When I replace the seal during an engine overhaul, I use my bench vice to 'press' the new seal into the housing. I don't use a hammer. When installing the housing with seal already installed, it is possible to wiggle the seal over the crank, push the housing onto its dowels, and install the bolts. Not fussy at all, almost no opportunity to damage the seal lip.
If you have any signs of leaks at the oil pan gasket, I encourage you to replace the pan gasket at the same time and do the rear main seal as per the second paragraph.

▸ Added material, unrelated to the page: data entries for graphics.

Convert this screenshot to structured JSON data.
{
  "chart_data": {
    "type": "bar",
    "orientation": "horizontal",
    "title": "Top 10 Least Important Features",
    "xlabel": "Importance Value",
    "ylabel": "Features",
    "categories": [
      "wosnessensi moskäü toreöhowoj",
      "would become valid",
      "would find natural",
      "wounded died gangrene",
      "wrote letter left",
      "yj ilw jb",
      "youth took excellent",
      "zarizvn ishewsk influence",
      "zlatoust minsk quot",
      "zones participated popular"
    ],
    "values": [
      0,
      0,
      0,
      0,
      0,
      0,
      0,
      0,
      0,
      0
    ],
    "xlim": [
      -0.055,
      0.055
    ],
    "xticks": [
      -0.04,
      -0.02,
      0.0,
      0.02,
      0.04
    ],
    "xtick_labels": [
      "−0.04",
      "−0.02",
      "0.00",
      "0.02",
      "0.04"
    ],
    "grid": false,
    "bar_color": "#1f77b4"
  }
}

No one has asked this question, so I will: If you're chasing an oil leak, what has led to the conclusion that it is the "rear main seal"? Many items can leak and look like its coming from the main seal. Valve covers, oil filter/oil cooler, oil pan gasket (corners), oil pressure switch(s), China wall on the intake manifold. The 1-piece rear main seals almost never leak. Vikingtrad3r had an episode with rear seals, he's been in this thread, perhaps he'll elaborate. It had to do with the type of material and the manufacturer of the new seal. He had to do the job over. I don't recall the details.
I have done many rear main seals before just not with these engines. I don’t believe I actually have a leak from the seal, I am replacing the transmission and know it is a good time to do that as well. That being said, I would still rather take the aluminum housing off with the seal and replace the gaskets behind that at the same time. I will probably buy the oil pan gasket and see how I'm doing on time when I get there as I will be using somebody else’s garage and trying to get it done in a day.